A percepção do tempo tende a variar
em função da nossa própria idade e do nosso próprio fim. Em princípio, escrevo na
expectativa de que a convivência com esta ausência durará ainda alguns longos
anos. Com o passar do tempo, os anos vão alargar-se, numa sequência onde cada
dia que passa é um dai a mais de ausência numa vida que se queria mais longa, numa
ausência que se queria mais curta.
Sem prejuízo de sabermos que o
importante é aquilo que fica, constato que o que sucede a cada ano, quando o
relógio percorre as horas entre as 00:00 e as 23:59 do dia 16 de Outubro, é quase
sempre o mesmo; cada dia é 16 de Outubro é praticamente igual.
12 anos.
Dizem que o tempo apazigua, que o
tempo consola, que o tempo perdoa, que o tempo redime.
Perdão.
O tempo, não.
O que fazemos com ele.
Se nos sentarmos a remoer a dor
como quem roí uma maçã, dificilmente alcançaremos a paz. Apenas a nossa cova
será maior, será como um poço cujo fundo vamos raivosamente aprofundando.

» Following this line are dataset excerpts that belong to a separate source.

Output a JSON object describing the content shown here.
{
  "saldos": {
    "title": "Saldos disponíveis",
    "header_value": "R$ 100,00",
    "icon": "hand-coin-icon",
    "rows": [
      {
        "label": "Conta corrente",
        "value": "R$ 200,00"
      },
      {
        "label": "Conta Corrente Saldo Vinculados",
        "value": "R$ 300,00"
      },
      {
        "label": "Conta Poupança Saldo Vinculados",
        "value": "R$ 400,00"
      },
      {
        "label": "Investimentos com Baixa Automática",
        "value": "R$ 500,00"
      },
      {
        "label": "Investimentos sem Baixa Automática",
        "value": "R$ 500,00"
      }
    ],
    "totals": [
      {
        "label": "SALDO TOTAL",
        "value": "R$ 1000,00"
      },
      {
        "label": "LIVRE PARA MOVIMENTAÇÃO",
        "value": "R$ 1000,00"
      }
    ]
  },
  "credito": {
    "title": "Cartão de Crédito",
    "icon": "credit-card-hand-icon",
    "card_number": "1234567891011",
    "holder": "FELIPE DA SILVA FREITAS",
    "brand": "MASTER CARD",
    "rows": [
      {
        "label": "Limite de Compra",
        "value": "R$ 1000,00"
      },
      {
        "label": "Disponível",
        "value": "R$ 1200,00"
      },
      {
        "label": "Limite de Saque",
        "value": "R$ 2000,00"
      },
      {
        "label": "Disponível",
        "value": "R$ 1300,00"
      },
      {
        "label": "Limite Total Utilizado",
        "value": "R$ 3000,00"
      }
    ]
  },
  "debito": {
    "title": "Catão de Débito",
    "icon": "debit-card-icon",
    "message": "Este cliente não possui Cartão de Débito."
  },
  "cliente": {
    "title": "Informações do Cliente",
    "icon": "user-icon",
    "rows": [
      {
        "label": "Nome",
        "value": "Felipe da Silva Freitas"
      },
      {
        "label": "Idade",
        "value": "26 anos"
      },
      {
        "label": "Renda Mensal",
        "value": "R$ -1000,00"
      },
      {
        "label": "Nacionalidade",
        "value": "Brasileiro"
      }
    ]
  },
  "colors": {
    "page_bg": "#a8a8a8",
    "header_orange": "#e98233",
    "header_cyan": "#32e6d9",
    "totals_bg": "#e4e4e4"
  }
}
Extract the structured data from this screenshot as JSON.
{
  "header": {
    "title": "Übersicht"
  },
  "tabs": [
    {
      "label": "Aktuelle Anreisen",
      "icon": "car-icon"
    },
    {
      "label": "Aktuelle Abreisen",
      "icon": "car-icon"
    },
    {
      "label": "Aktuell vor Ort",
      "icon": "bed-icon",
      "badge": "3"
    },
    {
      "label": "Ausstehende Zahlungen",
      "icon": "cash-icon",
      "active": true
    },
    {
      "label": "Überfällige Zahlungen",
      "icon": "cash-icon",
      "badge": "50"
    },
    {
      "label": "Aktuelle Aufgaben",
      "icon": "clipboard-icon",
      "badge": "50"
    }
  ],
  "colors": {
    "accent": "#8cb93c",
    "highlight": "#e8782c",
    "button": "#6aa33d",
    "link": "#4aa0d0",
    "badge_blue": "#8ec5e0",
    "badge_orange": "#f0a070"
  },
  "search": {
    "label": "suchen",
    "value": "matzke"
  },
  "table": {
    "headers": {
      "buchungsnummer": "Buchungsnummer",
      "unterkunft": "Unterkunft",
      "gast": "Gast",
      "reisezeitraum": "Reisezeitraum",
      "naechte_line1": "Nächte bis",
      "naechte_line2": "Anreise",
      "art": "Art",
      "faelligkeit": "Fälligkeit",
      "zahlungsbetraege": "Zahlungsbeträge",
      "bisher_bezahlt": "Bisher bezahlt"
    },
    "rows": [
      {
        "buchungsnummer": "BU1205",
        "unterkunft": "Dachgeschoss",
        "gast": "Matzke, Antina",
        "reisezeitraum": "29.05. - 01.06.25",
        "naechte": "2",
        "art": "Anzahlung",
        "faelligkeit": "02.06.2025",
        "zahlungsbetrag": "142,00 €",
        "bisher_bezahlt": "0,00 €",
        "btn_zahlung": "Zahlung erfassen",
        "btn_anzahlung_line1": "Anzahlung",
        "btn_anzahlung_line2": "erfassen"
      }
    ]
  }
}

A cada 16 de Outubro – e não só;
não só; nunca somente neste dia; nunca somente num dia; para quem ama e amou, a
ausência nunca é sentida apenas um dia no ano – a 16 de Outubro retornamos à
casa de partida.
À casa de partida.
À nossa casa de partida.
À casa onde começou a nossa
pessoa, onde se guarda a nossa primeira memória.
E então dá-se um fenómeno extraordinário,
onde tudo se conjuga de forma quase perfeita, onde o nosso subconsciente arruma
os ficheiros da memória e cria um trilho
que começamos a percorrer como uma viagem.
O dia começa sempre da mesma
maneira: como se eu estivesse deitado numa mesa de uma sala de autópsias, fria
como o gelo, com o dedo do médico-legista surge colocado numa ferida aberta – e
que pensávamos fechada - no nosso coração, escarafunchando, procurando saber em
que zona dói mais ou se sente mais, como quem procura garantir que ainda
sentimos alguma coisa.
E durante o processo recordamos
imagens, recordamos momentos, recordamos cheiros, recordamos gestos e texturas – tudo enublado, como nos
filmes; como naquelas películas de cinema que sempre críamos mentirosas, com jogos
de luzes a fazer turvar as imagens e que, afinal, retratam fielmente o que se passa
no recanto da memória que existe na nossa cabeça.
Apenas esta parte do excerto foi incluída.